Claudio Abbado renovou a direção musical das orquestras mais elitistas do mundo, da Scala de Milão à Filarmônica de Berlim, mas principalmente se preocupou com a divulgação da música clássica entre jovens e marginalizados, fiel à sua ideia de que a formação musical era na realidade “a educação do homem”.

Abbado, que morreu nesta segunda-feira (20) em Bolonha aos 80 anos, carregava a música nas veias, como filho de pai violinista e professor de conservatório e de mãe pianista. Ele estudou composição e piano no Conservatório milanês Giuseppe Verdi e direção de orquestra nas academias Chigiana de Siena e de Viena.

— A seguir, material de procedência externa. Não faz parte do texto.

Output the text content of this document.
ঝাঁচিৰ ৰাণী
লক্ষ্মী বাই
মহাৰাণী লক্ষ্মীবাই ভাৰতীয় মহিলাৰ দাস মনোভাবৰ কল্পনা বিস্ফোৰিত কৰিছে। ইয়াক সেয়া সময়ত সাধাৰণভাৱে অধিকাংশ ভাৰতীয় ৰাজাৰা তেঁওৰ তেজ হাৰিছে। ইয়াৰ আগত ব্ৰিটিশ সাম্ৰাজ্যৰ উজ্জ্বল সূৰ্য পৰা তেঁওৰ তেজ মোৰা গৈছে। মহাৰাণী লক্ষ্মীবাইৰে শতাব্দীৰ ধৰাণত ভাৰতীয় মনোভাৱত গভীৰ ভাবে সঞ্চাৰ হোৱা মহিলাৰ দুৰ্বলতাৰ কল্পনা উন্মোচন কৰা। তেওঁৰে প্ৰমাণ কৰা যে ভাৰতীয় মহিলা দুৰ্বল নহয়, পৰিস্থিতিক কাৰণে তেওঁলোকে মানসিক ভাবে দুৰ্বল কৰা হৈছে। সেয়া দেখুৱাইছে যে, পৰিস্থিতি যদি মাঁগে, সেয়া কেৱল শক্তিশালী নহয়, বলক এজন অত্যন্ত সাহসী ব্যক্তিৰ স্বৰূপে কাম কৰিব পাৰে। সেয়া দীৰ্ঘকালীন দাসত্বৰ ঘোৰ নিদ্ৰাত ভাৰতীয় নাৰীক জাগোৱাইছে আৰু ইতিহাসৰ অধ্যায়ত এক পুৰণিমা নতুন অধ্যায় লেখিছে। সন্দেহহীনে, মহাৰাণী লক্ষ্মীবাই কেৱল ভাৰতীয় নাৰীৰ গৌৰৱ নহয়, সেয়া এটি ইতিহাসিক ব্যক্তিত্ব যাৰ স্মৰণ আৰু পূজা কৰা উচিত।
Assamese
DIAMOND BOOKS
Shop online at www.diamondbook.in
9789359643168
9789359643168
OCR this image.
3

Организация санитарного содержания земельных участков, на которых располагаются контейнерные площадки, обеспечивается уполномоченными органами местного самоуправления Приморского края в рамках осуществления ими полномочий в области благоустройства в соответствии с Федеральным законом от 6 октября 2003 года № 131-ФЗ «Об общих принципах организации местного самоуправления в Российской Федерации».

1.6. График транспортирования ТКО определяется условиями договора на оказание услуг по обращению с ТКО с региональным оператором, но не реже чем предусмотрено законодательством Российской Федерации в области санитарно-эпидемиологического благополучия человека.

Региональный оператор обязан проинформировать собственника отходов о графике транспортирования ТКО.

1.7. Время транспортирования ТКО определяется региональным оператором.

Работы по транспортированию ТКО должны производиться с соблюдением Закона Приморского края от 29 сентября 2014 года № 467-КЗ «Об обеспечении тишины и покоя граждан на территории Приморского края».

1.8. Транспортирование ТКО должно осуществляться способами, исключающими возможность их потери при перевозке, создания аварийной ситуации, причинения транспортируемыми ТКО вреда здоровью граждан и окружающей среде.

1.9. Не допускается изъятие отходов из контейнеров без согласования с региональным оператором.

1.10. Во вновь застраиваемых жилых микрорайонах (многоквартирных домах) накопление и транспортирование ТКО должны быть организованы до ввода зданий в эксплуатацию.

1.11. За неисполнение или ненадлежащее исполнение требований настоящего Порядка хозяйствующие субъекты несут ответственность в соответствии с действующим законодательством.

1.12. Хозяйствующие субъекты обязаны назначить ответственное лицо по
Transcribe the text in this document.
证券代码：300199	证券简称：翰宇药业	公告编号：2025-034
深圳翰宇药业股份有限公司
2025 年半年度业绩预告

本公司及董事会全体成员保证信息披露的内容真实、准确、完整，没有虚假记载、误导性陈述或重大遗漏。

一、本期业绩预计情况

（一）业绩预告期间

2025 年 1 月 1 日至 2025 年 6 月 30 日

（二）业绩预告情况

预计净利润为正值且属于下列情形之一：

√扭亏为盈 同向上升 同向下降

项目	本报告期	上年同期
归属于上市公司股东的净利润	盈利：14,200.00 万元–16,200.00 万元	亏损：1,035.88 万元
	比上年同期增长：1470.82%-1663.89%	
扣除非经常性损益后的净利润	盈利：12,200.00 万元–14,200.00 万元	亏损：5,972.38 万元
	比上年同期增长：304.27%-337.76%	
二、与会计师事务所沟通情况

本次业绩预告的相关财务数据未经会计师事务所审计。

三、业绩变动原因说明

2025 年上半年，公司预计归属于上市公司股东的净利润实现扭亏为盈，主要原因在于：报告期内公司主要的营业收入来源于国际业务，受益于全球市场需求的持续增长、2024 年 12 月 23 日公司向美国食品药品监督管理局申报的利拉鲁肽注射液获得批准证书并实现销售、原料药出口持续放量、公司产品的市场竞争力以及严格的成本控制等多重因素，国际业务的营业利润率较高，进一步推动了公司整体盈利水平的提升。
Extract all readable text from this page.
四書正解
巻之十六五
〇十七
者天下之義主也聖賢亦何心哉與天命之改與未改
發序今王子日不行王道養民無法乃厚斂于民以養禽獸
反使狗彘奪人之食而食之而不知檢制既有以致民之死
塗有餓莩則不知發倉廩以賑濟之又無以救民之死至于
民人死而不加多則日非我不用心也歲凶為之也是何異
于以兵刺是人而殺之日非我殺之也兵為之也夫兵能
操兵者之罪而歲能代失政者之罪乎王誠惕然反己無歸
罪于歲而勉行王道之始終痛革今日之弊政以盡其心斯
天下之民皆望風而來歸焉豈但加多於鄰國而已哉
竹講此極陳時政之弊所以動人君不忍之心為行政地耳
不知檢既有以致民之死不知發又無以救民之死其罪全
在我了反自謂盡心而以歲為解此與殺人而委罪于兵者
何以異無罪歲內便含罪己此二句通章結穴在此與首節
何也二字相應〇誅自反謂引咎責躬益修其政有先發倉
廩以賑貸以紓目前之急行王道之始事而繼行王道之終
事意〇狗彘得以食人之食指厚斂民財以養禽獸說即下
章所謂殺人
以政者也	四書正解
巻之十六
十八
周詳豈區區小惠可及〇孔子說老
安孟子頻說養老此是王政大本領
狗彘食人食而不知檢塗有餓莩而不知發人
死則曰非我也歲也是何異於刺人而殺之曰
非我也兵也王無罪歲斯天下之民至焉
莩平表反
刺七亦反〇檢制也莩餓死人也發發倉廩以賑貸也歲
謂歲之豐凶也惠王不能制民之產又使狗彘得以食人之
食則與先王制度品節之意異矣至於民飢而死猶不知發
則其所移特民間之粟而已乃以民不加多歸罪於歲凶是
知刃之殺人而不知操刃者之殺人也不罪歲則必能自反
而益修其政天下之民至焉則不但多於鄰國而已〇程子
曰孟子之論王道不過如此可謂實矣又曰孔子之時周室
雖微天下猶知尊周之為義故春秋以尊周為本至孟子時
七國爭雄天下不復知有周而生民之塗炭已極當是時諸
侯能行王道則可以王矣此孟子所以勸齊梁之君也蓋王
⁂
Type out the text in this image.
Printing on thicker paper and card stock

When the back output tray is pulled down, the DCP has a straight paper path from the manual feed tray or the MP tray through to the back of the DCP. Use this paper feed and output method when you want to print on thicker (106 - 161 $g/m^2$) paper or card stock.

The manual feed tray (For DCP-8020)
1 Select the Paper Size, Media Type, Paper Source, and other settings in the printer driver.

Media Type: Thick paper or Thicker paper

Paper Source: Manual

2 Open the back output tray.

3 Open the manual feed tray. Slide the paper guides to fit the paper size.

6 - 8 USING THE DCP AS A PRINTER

Em 1965, ficou conhecido internacionalmente ao alcançar um grande sucesso no Festival de Salzburgo com sua direção da Segunda Sinfonia de Mahler, um de seus compositores preferidos, o que abriu as portas já nos anos 70 da Scala de Milão, da Filarmônica de Viena e da Sinfônica de Londres.

Este “artista do século”, como o chamou a associação de críticos de música alemã, deixou sua marca em sua passagem pela Filarmônica de Berlim, onde foi designado sucessor do austríaco Herbert von Karajan em 8 de outubro de 1989, um mês antes da queda do muro de Berlim.

Os ciclos temáticos e literários, como os dedicados a Holderlin e a Shakespeare, e a interpretação de obras de compositores contemporâneos como Luigi Nono e Karlheinz Stockhausen, deram fama de renovador ao músico italiano, que ao longo dos anos melhorou as tensas relações iniciais com a orquestra berlinense, da qual se despediu em 1989.

Em 1988, criou em Viena o festival de música Viena Modern, que continua sendo um dos mais prestigiados da Europa dedicado à composição musical contemporânea.

Admirador de Mahler, Beethoven, Debussy e Brahms, Abbado nunca perdeu de vista o que a “magia” que ele descobriu aos sete anos poderia fazer pela educação dos mais desfavorecidos. O italiano foi fundador e diretor musical da Orquestra Juvenil da União Europeia (1978), Orquestra Juvenil Gustav Mahler (1986) e a Orquestra Mozart (2004), nas quais firmou seu compromisso com jovens músicos.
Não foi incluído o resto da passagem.